Consider the perspectives of all the players. How would most of us feel if someone said we weren’t always nice, even if true? Was the response of Girl B to be expected? Especially when young, would many of us tell a friend what someone else said about them? Maybe.
Tips for Your Child
Remind your child now that there is always more drama ahead. In the life of most schools, there will inevitably be new distractions and drama. Use past experiences of discord and repair to have your child recognize that this too will pass.
Suggest your child apologize for what she thinks she did that was hurtful. The most effective apologies that result in actual forgiveness have three essential components:
- Say sorry and make it clear in the apology that you know why your actions were hurtful.

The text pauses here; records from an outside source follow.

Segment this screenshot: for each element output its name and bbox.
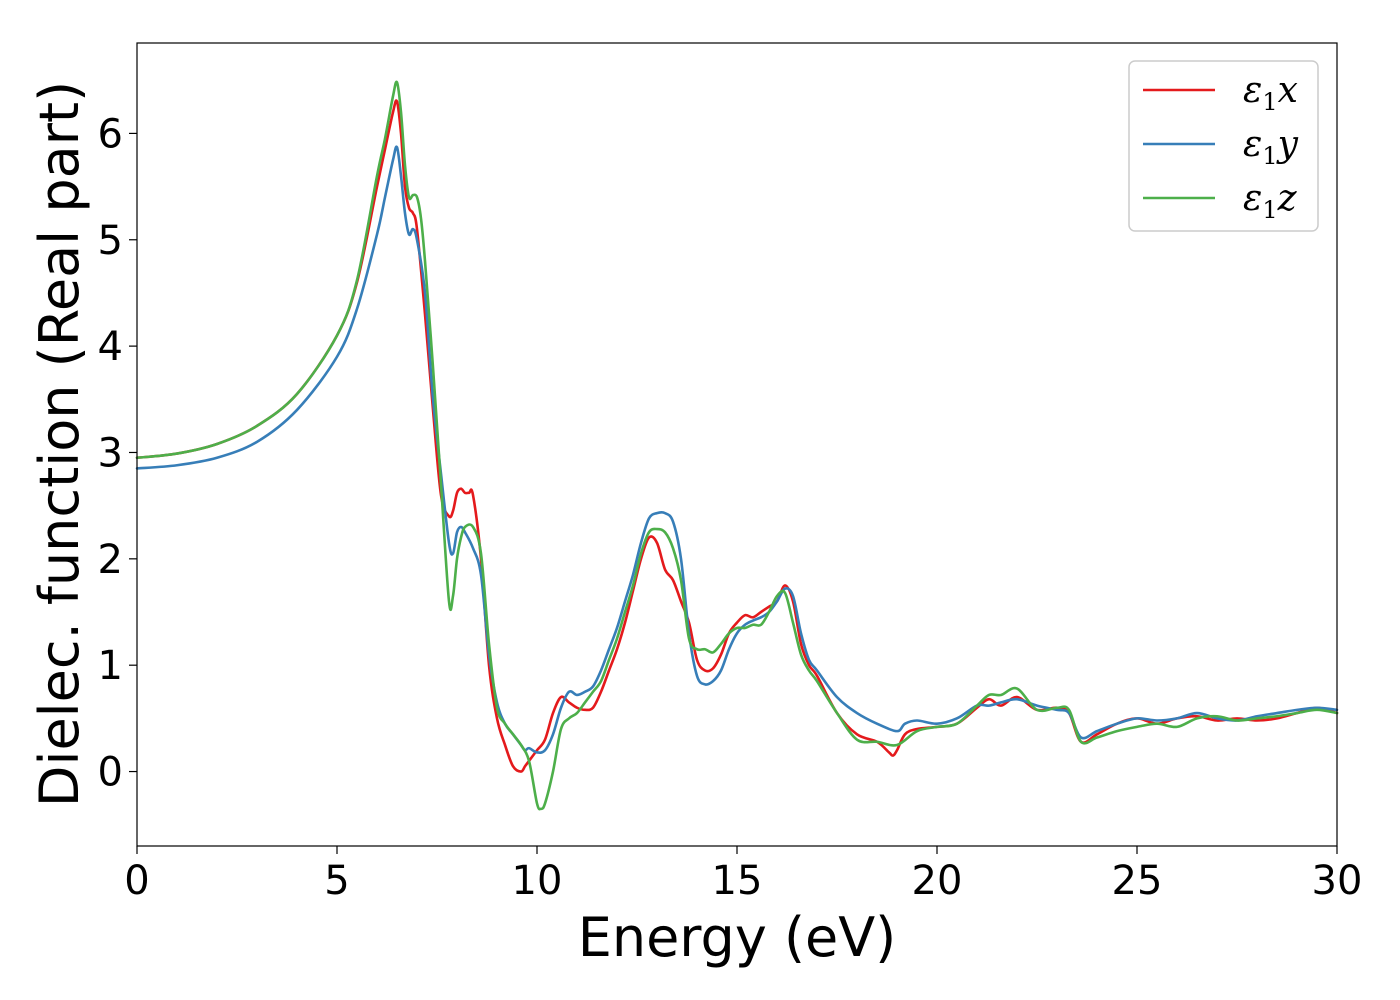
x-tick-label: 15 — [712, 858, 763, 904]
y-tick-label: 4 — [98, 324, 123, 370]
legend-label-y: ε1y — [1243, 124, 1299, 170]
x-tick-label: 5 — [324, 858, 349, 904]
y-tick-label: 5 — [98, 218, 123, 264]
y-tick-label: 0 — [98, 750, 123, 796]
x-tick-label: 10 — [512, 858, 563, 904]
y-tick-label: 2 — [98, 537, 123, 583]
legend-box — [1128, 60, 1319, 232]
legend-label-x: ε1x — [1243, 70, 1298, 116]
y-tick-label: 6 — [98, 111, 123, 157]
y-tick-label: 3 — [98, 430, 123, 476]
y-axis-title: Dielec. function (Real part) — [28, 81, 91, 807]
series-lines — [135, 80, 1339, 811]
legend: ε1x ε1y ε1z — [1128, 60, 1319, 232]
x-axis-ticks: 0 5 10 15 20 25 30 — [124, 846, 1362, 904]
y-tick-label: 1 — [98, 643, 123, 689]
x-tick-label: 0 — [124, 858, 149, 904]
series-line-z — [135, 80, 1339, 811]
series-line-x — [135, 99, 1339, 773]
x-tick-label: 25 — [1112, 858, 1163, 904]
x-tick-label: 20 — [912, 858, 963, 904]
x-axis-title: Energy (eV) — [578, 906, 897, 969]
legend-label-z: ε1z — [1243, 178, 1298, 224]
y-axis-ticks: 0 1 2 3 4 5 6 — [98, 111, 137, 796]
x-tick-label: 30 — [1312, 858, 1363, 904]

This makes the apology seem more genuine.
- Offer to repair the situation or make up for your actions.
- Indicate that you will make every effort to not do what you did again. This assumes that you have given some thought to what prompted you to act as you did.

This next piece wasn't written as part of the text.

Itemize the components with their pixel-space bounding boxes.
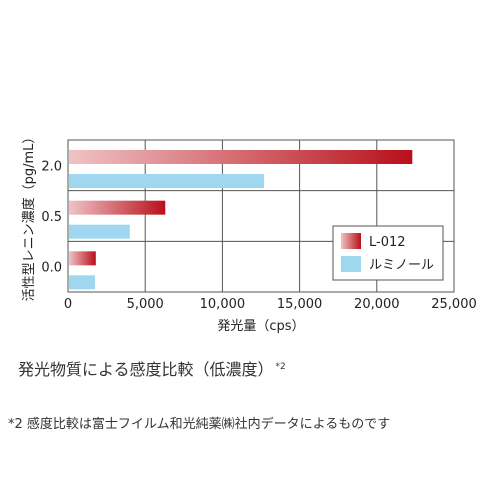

Put money in the bank. Think about what you can do to make up for what you did that was hurtful. Although this is part of a good apology, it may be that there is nothing that will directly address your actions. This reference to money in the bank is to encourage your child to act with goodwill toward the person whose feelings they have slighted.
For communication skills
Write it down. If your child believes they would have a hard time getting her thoughts out without being interrupted, suggest she write them down and deliver them in a letter. Avoid sending anything electronically as this kind of communication can be easily forwarded to other uninvolved people.
For the general future:
Keep secrets to yourself. As my great-grandmother used to say, “If you can’t keep your secret, why do you think someone else will?” If you have a secret you really want to keep, don’t share it with anyone. It’s kind of simple, but most of us don’t follow it and then we get upset with someone else for doing just what we did.
Use the T.H.N.K. acronym. Suggest that your child think about how what they might say could be interpreted or internalized. Many elementary school teachers use “Is it true, helpful, necessary, or kind? If not all of these things, then keep it to yourself.” Although what my visitor said was not necessarily mean, commenting on Girl B’s personality was not necessary. When asked why Girl B didn’t like Girl A, it might have been wiser to have said, I don’t know.
Give feedback thoughtfully and gently. If you really need to share, think about a soft, nonshaming way for giving feedback. But before you give it, you might want to ask yourself if you think the person on the receiving end would really want the feedback and how they may likely respond. If your child is committed to giving their peer feedback, then they may also want to rehearse what they are going to say, something like:
“I’m glad we became friends, but sometimes I feel uncomfortable when you talk about things you and I have done together in front of Girl A. It feels exclusive and I worry it may hurt her feelings. Could we try and avoid doing that when she’s around?”
The bottom line is that navigating social challenges is tricky. Practice makes better, but not always perfect, and that’s OK. Hopefully, we can all give one another grace, realizing we all make mistakes from time to time.